Qualcosa si affacciò agli occhi dell’uomo. In un primo momento si manifestò come un’unica chiazza bianca molesta. Quando lo ebbe messo a fuoco, il fascio di luce si scompose e si spezzò in segmenti colorati dalla tonalità vivida e quasi dolorosa. Lentamente, stizzito dall’invasione di quelle macchie, si tirò su a sedere e alzò gli occhi alla ricerca della sorgente del disturbo. Accompagnata da un lieve ronzio, un’insegna della Coca Cola lampeggiava sorridente a pochi metri dai vetri della finestra e invadeva la stanza di lampi rossi, gialli e bianchi. Lo sguardo di Dominic apparve duro e impietrito e neanche per un attimo raddolcito dalla falsa sfumatura calda del cartellone pubblicitario. «Oh sì cazzo, sapevo che saresti stato dei nostri!» Morgan ruggì nella folla e le sue parole lottarono nell’aria con la musica che faceva sobbalzare l’amplificatore nei pressi del quale stava ballando tenendo in mano una bottiglia colorata, molto probabilmente contenente qualche forte alcolico che aveva diluito nel giro di poco i suoi freni inibitori.

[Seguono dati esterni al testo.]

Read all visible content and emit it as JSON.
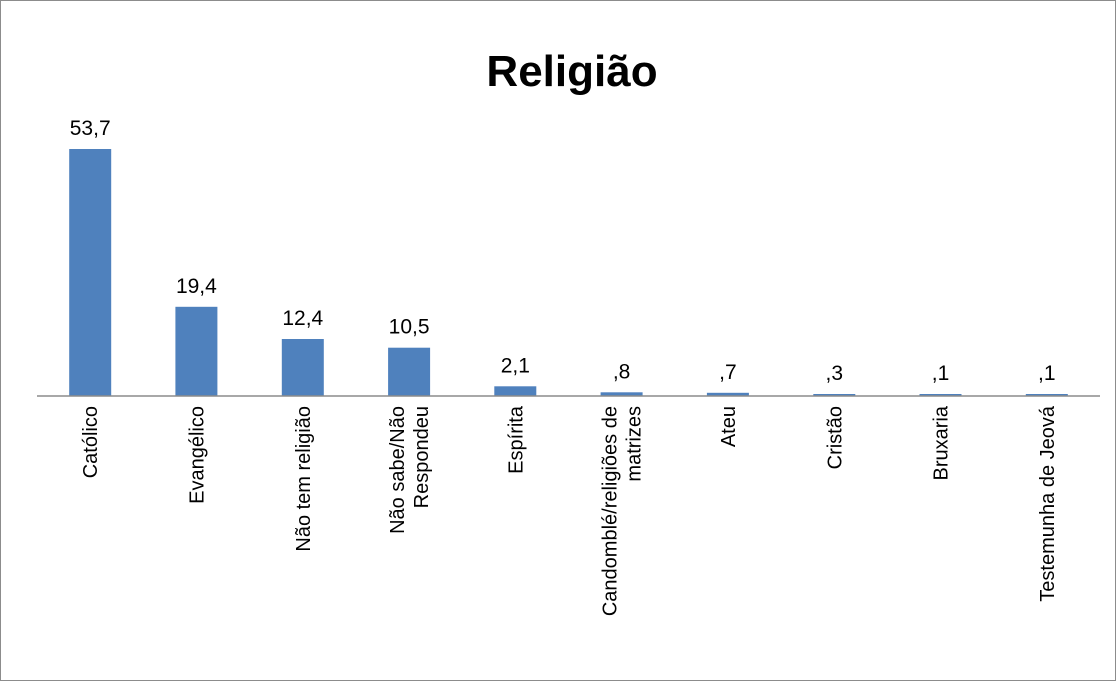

Lui, timido musicista che durante i concerti orchestrava gli accompagnamenti della band nella parte del palco più lontana dalla folla, in quel momento si muoveva fluidamente al ritmo di un vecchio successo dance e a momenti sembrava fondersi nella massa scatenata che ondeggiava tra i fasci luminosi dei fari. Qualcosa di gelido e umido sfiorò il palmo della sua mano.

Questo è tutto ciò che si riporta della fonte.